Beberapa waktu lalu, saya membaca salah satu informasi dari media pemberitaan bahwa Dinas Perhubungan Provinsi DKI Jakarta berencana akan menerbitkan sebuah aturan untuk mengatur pemisahan posisi duduk (antara laki-laki dan perempuan) di kursi angkutan umum (khususnya angkot). Rencana ini merupakan tanggapan dari Dishub DKI atas banyaknya kejadian/laporan dari masyarakat berkenaan dengan kasus pelecehan seksual yang kerap terjadi di angkot.
Dalam hal ini, mayoritas masyarakat mendukung rencana yang akan di realisasikan Dishub DKI Jakarta, sebab, aturan itu memang mendesak dan sangat di perlukan. Masyarakat menilai, aturan ini sepertinya dapat menjamin keamanan dan kenyamanan mereka saat menaiki angkot.

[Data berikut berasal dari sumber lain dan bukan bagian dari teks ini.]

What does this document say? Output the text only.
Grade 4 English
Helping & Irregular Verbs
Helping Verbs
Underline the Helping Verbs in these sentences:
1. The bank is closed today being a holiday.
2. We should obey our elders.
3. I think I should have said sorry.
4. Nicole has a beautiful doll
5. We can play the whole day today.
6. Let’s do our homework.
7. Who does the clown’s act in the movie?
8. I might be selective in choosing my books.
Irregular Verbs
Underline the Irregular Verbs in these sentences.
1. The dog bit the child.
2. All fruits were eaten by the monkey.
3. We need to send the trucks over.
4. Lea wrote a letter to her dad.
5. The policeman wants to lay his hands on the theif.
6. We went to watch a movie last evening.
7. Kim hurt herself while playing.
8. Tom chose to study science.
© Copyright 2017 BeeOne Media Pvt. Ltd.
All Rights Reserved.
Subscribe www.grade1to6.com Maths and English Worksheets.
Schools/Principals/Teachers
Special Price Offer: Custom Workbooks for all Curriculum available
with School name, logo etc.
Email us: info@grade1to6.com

Untuk pengaturan posisi tempat duduk yang lebih spesifik, saya pribadi kurang mengetahui secara detail, namun, kalau boleh komentar, aturan ini memang cukup bagus.
Walaupun tidak semua elemen masyarakat menilai seperti itu, tetapi harapan saya, mudah-mudahan aturan ini dapat berjalan dengan lancar dan nantinya mampu memberikan keefektifan tersendiri untuk menekan angka kriminalitas/pelecehan seksual yang marak terjadi di angkutan umum/angkot. Namun, saya sedikit heran, mengapa aturan-aturan yang mengatur perilaku/aktivitas masyarakat di Indonesia semakin banyak saja ya?
Saya merasa ada yang tidak beres di sini. Setelah membaca salah satu postingan Buya Husein Muhammad di Facebook, akhirnya saya mendapatkan satu kesimpulan yang menjadi jawaban keheranan saya. Semakin sedikit aturan merupakan indikasi dari semakin baiknya moralitas masyarakat pada suatu tempat, sebaliknya, semakin banyak aturan merupakan indikasi dari semakin buruknya moralitas masyarakat pada suatu tempat.
Jadi, moralitas yang semakin rendahlah yang menjadi penyebabnya. Moralitas masyarakat kita semakin bobrok. Sehingga, berbagai kejadian yang tidak terpuji, bersifat merugikan dan seterusnya semakin marak terjadi. Selain membuat aturan-aturan, seharusnya kita juga memerlukan sebuah upaya untuk memperbaiki moralitas masyarakat (entah melalui pendidikan, dll). Karena, moralitas yang semakin baik dapat menciptakan suatu kondisi masyarakat yang berakhlak dan jauh dari kecenderungan untuk berbuat maksiat (keluar dari norma, nista, jahat, dsb).